Podniesienie opłaty paliwowej spowoduje wzrost cen paliw i przyczyni się do inflacji – ocenili posłowie KO Mariusz Witczak i Dariusz Joński. Resort infrastruktury zapewnia, że nie będzie to miało wpływu na ceny paliw, ponieważ dokładnie o taka samą wartość, maleje akcyza na paliwa.

"Przez ostatnie cztery lata PiS podniósł różnego rodzaju podatki i opłaty na rzecz budżetu państwa 40 razy. Te podatki i opłaty bezpośrednio wpływają na drenowanie kieszeni obywateli.
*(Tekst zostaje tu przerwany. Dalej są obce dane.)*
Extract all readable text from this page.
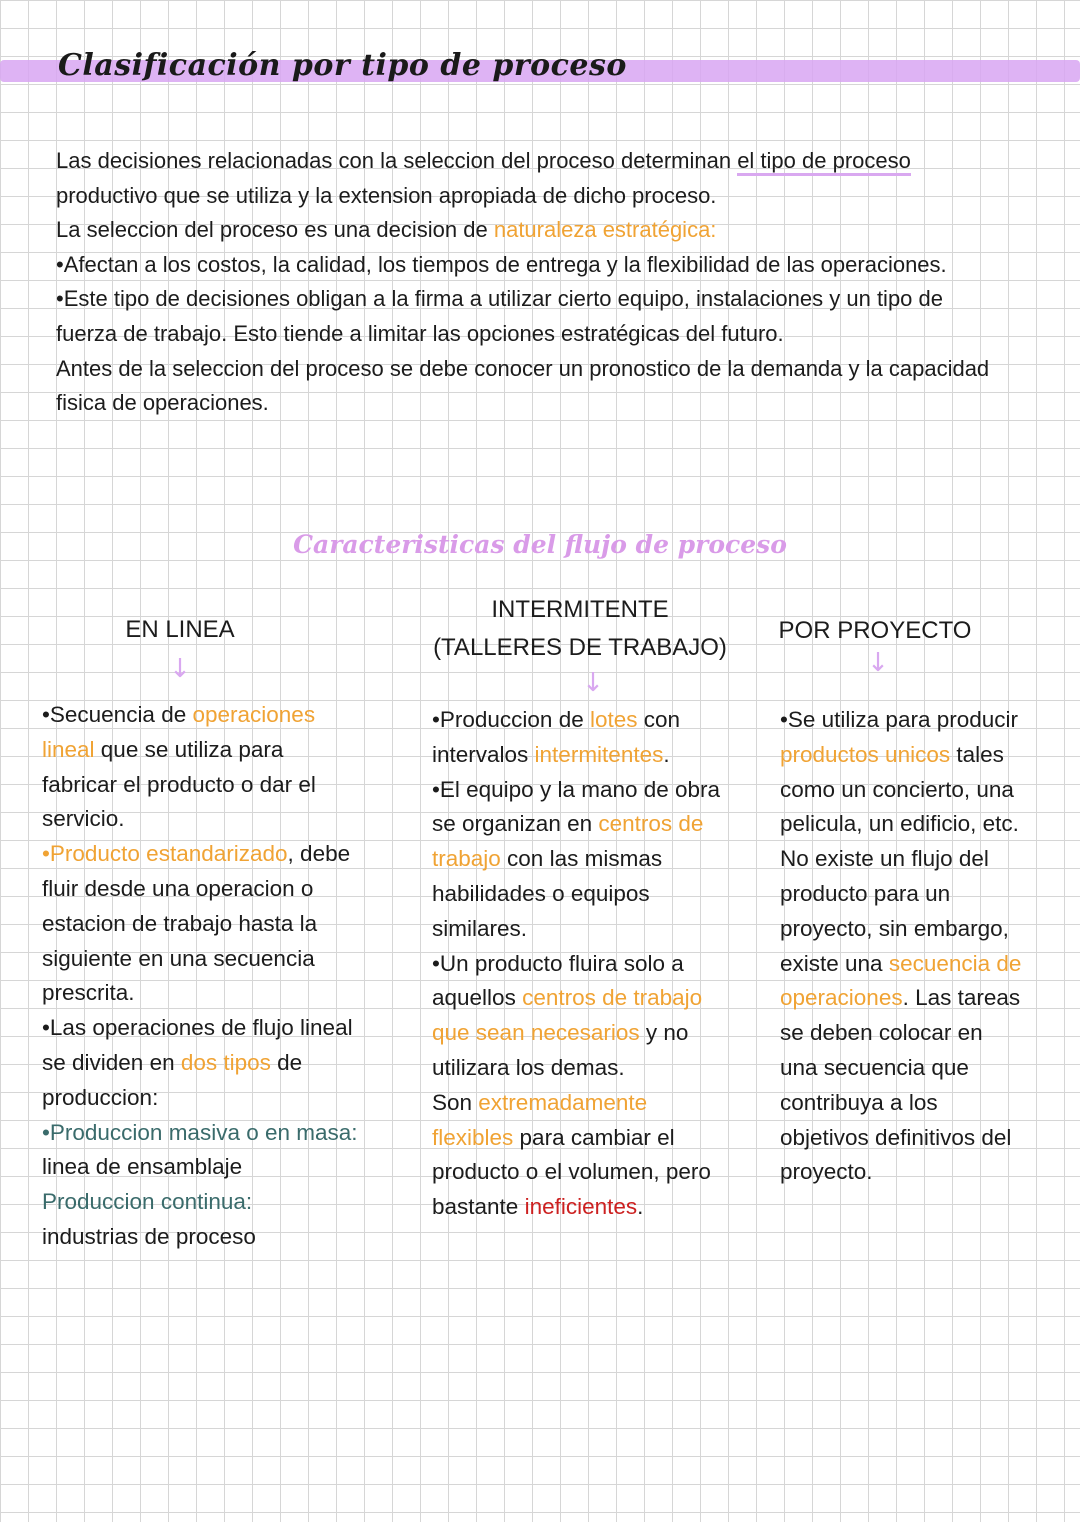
Clasificación por tipo de proceso

Las decisiones relacionadas con la seleccion del proceso determinan el tipo de proceso productivo que se utiliza y la extension apropiada de dicho proceso.

La seleccion del proceso es una decision de naturaleza estratégica:

•Afectan a los costos, la calidad, los tiempos de entrega y la flexibilidad de las operaciones.

•Este tipo de decisiones obligan a la firma a utilizar cierto equipo, instalaciones y un tipo de fuerza de trabajo. Esto tiende a limitar las opciones estratégicas del futuro.

Antes de la seleccion del proceso se debe conocer un pronostico de la demanda y la capacidad fisica de operaciones.

Caracteristicas del flujo de proceso
EN LINEA
↓
INTERMITENTE
(TALLERES DE TRABAJO)
↓
POR PROYECTO
↓

•Secuencia de operaciones lineal que se utiliza para fabricar el producto o dar el servicio.

•Producto estandarizado, debe fluir desde una operacion o estacion de trabajo hasta la siguiente en una secuencia prescrita.

•Las operaciones de flujo lineal se dividen en dos tipos de produccion:

•Produccion masiva o en masa: linea de ensamblaje

Produccion continua:

industrias de proceso

•Produccion de lotes con intervalos intermitentes.

•El equipo y la mano de obra se organizan en centros de trabajo con las mismas habilidades o equipos similares.

•Un producto fluira solo a aquellos centros de trabajo que sean necesarios y no utilizara los demas.

Son extremadamente flexibles para cambiar el producto o el volumen, pero bastante ineficientes.

•Se utiliza para producir productos unicos tales como un concierto, una pelicula, un edificio, etc.

No existe un flujo del producto para un proyecto, sin embargo, existe una secuencia de operaciones. Las tareas se deben colocar en una secuencia que contribuya a los objetivos definitivos del proyecto.
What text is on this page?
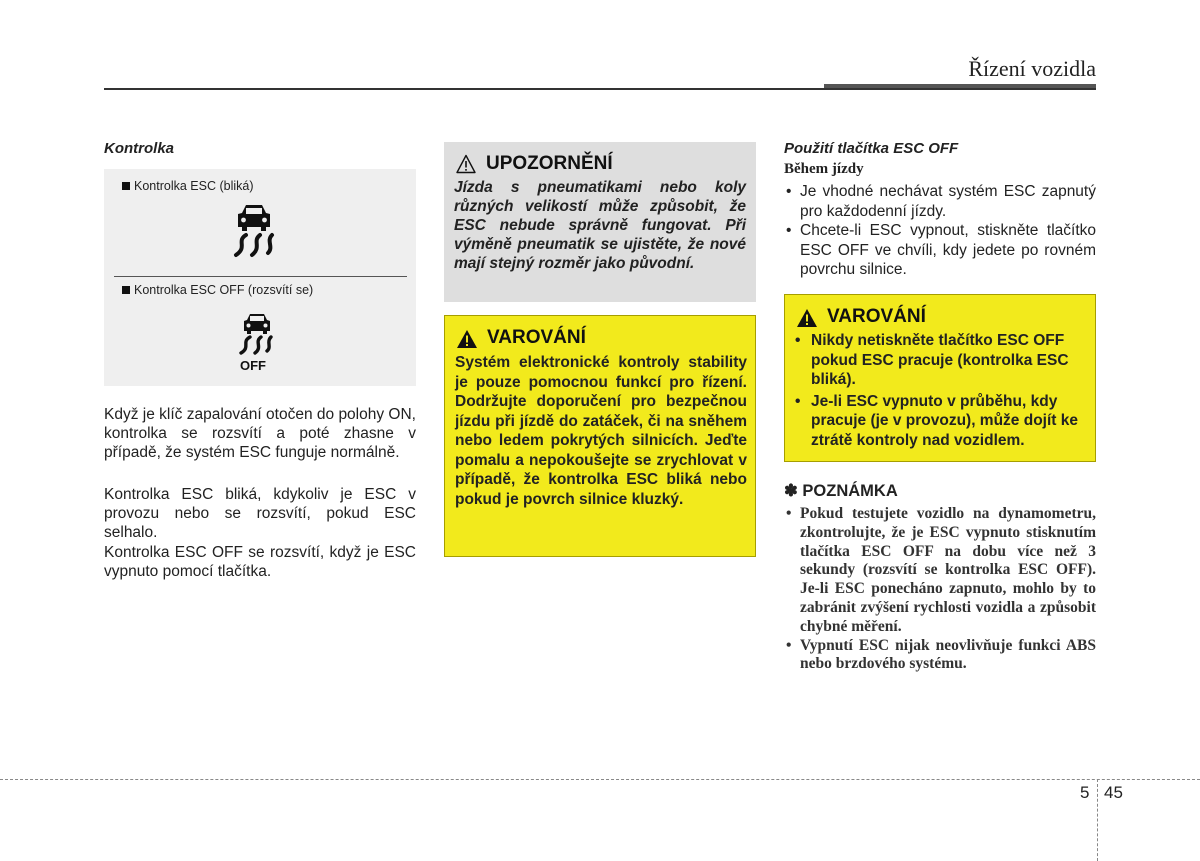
Řízení vozidla
Kontrolka
Kontrolka ESC (bliká)
Kontrolka ESC OFF (rozsvítí se)
OFF

Když je klíč zapalování otočen do polohy ON, kontrolka se rozsvítí a poté zhasne v případě, že systém ESC funguje normálně.

Kontrolka ESC bliká, kdykoliv je ESC v provozu nebo se rozsvítí, pokud ESC selhalo.

Kontrolka ESC OFF se rozsvítí, když je ESC vypnuto pomocí tlačítka.

UPOZORNĚNÍ

Jízda s pneumatikami nebo koly různých velikostí může způsobit, že ESC nebude správně fungovat. Při výměně pneumatik se ujistěte, že nové mají stejný rozměr jako původní.

VAROVÁNÍ

Systém elektronické kontroly stability je pouze pomocnou funkcí pro řízení. Dodržujte doporučení pro bezpečnou jízdu při jízdě do zatáček, či na sněhem nebo ledem pokrytých silnicích. Jeďte pomalu a nepokoušejte se zrychlovat v případě, že kontrolka ESC bliká nebo pokud je povrch silnice kluzký.

Použití tlačítka ESC OFF
Během jízdy
• Je vhodné nechávat systém ESC zapnutý pro každodenní jízdy.
• Chcete-li ESC vypnout, stiskněte tlačítko ESC OFF ve chvíli, kdy jedete po rovném povrchu silnice.
VAROVÁNÍ
• Nikdy netiskněte tlačítko ESC OFF pokud ESC pracuje (kontrolka ESC bliká).
• Je-li ESC vypnuto v průběhu, kdy pracuje (je v provozu), může dojít ke ztrátě kontroly nad vozidlem.
✽ POZNÁMKA
• Pokud testujete vozidlo na dynamometru, zkontrolujte, že je ESC vypnuto stisknutím tlačítka ESC OFF na dobu více než 3 sekundy (rozsvítí se kontrolka ESC OFF). Je-li ESC ponecháno zapnuto, mohlo by to zabránit zvýšení rychlosti vozidla a způsobit chybné měření.
• Vypnutí ESC nijak neovlivňuje funkci ABS nebo brzdového systému.
5 45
Szalejąca drożyzna w Polsce jest wynikiem złej polityki rządu PiS" – powiedział Witczak.

Według niego opłata paliwowa, która ma zostać podniesiona drugi raz w tym roku, przyczyni się o inflacji.

Według Jońskiego "komunikat Ministerstwa Infrastruktury, że nie będzie podwyżek na stacjach paliw, to efekt paniki". "Już nikt nie wierzy w żadne zaklęcia PiS. Minister (Jacek) Sasin nie tak dawno obiecywał, że ceny prądu nie wzrosną (..) okazało się, że dla wszystkich wzrosły; tak samo będzie z paliwem" – dodał.

Zmiana wysokości stawek opłaty paliwowej w żaden sposób nie wpłynie na cenę paliw na stacjach - podkreślił w czwartek rzecznik resortu infrastruktury Szymon Huptyś. Dodał, że dzięki zwiększeniu tych opłat więcej środków trafi na budowę dróg. "Chcemy wyraźnie podkreślić, że zmiana wysokości stawek opłaty paliwowej w żaden sposób nie wpływa na cenę paliw na stacjach, ponieważ dokładnie o taka samą wartość, maleje akcyza na paliwa" - powiedział rzecznik na konferencji prasowej.

Potwierdzamy, od marca akcyza na paliwa będzie obniżona - przekazał w czwartek rzecznik resortu finansów Paweł Jurek. Podwyżka opłaty i obniżka akcyzy będą zatem neutralne dla kierowców - podkreślają oba ministerstwa.